Half of American workers support vaccine requirements in their workplace, according to a new survey by the Associated Press-NORC Center for Public Affairs Research.
Early signs suggest that behavioral changes may already be flattening the curve in a few places where the virus has spread this summer.
Analysis by the Associated Press shows the rate of new cases is slowing in Mississippi, Florida, Louisiana and Arkansas, and some of the same states where first shots are increasing. In Florida, calls from hospitals and the uproar over masks in schools may have prompted some to take more precautions.
However, worrying trends persist in Georgia, Kentucky, South Carolina, Tennessee, West Virginia and Wyoming, where new infections continue to rise steadily.
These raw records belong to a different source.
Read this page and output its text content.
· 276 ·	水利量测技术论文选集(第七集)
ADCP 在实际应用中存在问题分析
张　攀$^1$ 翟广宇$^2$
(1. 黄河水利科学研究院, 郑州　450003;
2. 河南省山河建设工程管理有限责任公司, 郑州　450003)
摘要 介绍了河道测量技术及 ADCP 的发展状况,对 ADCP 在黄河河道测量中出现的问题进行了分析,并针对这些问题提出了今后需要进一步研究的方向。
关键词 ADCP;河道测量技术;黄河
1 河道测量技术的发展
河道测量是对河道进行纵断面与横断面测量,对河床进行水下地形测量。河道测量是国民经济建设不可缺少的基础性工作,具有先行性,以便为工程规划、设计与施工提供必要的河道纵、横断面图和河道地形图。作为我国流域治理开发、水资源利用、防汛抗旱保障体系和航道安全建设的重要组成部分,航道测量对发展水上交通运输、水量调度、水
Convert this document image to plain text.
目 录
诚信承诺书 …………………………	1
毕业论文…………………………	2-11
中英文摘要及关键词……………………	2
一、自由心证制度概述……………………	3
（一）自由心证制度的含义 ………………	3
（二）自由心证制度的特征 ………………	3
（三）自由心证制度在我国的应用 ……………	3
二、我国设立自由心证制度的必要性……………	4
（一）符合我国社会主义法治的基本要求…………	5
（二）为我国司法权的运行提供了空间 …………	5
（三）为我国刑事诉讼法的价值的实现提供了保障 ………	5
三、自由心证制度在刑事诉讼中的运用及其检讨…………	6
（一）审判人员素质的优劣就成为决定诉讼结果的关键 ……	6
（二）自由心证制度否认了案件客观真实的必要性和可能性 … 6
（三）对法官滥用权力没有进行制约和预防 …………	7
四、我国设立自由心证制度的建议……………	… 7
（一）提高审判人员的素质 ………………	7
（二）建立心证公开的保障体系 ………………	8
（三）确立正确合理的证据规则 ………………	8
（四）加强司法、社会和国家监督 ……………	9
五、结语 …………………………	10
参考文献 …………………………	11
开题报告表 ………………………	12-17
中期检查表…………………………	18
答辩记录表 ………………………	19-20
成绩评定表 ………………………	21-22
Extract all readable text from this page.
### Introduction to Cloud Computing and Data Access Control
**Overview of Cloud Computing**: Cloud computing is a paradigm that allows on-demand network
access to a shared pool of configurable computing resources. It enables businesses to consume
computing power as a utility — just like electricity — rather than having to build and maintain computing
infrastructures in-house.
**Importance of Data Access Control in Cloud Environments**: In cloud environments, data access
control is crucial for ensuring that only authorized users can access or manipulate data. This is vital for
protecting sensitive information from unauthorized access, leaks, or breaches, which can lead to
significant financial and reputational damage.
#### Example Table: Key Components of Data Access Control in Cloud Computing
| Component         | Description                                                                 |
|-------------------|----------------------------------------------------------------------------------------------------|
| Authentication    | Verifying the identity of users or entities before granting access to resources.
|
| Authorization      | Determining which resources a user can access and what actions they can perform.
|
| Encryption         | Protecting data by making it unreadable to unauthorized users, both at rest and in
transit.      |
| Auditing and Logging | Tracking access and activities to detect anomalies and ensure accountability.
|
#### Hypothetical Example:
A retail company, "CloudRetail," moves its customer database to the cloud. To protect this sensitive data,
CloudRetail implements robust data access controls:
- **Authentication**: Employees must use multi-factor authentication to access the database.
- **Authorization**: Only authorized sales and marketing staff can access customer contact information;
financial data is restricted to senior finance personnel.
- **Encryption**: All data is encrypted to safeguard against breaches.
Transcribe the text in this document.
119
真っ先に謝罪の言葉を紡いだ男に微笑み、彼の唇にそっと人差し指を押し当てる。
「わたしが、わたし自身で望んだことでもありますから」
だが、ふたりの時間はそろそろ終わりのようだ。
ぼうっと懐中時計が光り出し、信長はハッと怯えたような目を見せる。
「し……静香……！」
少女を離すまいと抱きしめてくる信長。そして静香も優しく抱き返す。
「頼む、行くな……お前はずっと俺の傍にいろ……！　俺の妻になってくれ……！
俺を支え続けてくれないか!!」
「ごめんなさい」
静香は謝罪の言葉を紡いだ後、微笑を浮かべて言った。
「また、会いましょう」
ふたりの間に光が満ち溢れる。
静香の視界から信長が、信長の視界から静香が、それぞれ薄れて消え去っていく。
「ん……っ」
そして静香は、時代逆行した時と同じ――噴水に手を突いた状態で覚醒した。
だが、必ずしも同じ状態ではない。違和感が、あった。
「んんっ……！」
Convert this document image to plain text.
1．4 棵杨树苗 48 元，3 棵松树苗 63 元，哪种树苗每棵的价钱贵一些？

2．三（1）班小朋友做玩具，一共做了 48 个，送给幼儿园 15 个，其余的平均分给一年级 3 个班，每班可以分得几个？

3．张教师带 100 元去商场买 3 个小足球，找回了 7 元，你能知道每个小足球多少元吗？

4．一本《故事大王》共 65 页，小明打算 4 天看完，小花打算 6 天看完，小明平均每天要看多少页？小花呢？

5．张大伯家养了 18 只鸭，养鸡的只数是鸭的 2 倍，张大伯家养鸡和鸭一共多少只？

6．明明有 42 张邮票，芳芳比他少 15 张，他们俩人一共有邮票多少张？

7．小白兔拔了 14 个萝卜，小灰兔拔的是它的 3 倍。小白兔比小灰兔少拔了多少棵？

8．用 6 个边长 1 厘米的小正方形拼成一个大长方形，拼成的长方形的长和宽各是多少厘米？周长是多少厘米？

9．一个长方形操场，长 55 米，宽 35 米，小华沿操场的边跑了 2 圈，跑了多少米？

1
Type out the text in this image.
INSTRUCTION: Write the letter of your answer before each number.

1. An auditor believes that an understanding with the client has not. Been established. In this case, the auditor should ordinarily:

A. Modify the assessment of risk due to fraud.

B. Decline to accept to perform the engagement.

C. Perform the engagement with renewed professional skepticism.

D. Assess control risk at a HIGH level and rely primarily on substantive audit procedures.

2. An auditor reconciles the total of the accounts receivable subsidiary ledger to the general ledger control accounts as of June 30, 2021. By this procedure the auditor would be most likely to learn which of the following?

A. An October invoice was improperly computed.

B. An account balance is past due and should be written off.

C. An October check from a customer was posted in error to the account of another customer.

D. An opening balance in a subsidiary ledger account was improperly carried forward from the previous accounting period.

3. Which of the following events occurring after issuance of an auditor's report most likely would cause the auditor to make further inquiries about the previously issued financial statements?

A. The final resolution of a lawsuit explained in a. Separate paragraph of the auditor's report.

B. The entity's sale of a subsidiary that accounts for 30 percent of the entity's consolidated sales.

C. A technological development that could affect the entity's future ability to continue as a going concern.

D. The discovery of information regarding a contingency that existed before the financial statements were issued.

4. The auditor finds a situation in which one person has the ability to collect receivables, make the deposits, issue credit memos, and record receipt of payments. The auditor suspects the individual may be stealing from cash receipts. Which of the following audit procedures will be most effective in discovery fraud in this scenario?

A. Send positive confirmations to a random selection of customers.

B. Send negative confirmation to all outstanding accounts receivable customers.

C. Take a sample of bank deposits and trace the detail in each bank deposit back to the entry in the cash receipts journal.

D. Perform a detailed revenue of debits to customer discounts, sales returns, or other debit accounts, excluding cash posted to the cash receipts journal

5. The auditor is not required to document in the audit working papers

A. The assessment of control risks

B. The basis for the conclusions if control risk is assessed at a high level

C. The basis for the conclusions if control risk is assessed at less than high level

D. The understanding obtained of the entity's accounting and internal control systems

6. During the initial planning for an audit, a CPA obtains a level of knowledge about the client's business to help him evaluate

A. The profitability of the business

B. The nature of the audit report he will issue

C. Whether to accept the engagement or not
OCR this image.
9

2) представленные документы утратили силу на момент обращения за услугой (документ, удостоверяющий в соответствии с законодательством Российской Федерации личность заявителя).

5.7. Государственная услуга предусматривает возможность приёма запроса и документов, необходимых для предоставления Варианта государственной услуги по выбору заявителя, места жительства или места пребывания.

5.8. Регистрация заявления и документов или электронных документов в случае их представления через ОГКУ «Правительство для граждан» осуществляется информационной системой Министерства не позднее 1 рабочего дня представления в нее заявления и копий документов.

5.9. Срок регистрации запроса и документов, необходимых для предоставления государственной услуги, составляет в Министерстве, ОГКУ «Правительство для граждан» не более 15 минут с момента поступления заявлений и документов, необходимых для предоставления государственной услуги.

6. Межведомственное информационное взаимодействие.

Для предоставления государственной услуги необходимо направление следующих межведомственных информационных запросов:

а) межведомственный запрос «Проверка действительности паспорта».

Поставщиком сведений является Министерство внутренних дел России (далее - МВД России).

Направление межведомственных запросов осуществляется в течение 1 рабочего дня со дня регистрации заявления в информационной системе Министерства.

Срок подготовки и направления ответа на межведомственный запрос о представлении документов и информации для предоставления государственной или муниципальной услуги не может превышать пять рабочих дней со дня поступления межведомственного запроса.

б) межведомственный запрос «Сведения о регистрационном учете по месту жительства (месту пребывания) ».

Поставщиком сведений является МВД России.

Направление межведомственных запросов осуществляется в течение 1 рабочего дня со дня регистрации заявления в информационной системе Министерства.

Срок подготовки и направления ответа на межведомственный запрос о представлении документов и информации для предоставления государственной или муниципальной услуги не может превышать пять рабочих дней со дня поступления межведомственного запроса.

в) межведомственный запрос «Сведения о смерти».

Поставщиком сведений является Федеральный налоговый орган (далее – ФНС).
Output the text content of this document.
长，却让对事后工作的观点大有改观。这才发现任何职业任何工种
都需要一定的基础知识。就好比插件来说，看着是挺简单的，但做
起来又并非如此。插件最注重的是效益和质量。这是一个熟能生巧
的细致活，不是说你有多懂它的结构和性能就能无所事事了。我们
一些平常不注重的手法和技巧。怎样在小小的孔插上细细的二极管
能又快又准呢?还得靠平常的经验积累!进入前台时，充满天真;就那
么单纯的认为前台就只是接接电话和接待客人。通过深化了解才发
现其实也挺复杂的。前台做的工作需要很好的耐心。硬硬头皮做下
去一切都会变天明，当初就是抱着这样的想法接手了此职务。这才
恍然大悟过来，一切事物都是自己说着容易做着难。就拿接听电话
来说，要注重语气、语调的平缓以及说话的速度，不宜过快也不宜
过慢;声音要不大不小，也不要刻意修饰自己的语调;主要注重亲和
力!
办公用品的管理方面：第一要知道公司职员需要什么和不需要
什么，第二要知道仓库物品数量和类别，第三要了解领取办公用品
Make choices to reduce risks
Miqdad said he was frustrated that Americans “are not doing what it takes to control this virus.”
He said, “I don’t understand.” “We have a fire and no one wants to deploy a firetruck.”
One possible explanation, Elizabeth Stewart of the Johns Hopkins Bloomberg School of Public Health, said is that the good news of the spring – rising vaccinations and declining cases – gave people a glimpse into the way things once were. This made it difficult for them to resume the precautions they thought they had left behind.
“We don’t need to take cover completely, but we can make some choices that reduce the risk,” she said.
A need to stay alert
Dr. Gabe Sauza, 30, of Seattle, who was vaccinated during the winter but tested positive for COVID-19, said with other guests days after a wedding in Vermont on August 14, although most of the festivities were mostly outdoors and were Attendees must provide copies of their vaccination cards.
“Looking back, I wish I could have worn a mask,” she said.
Souza, a pediatric resident, will be absent from the hospital for two weeks and may struggle with guilt about burdening her colleagues. She credits the vaccine with keeping the infection under control, though she experienced several days of body aches, fever, night sweats, fatigue, cough, and chest pain.
“If we act, we can contain this virus,” Mikdad said. “If we do not act, this virus is waiting for us.” “He will find the weak among us.”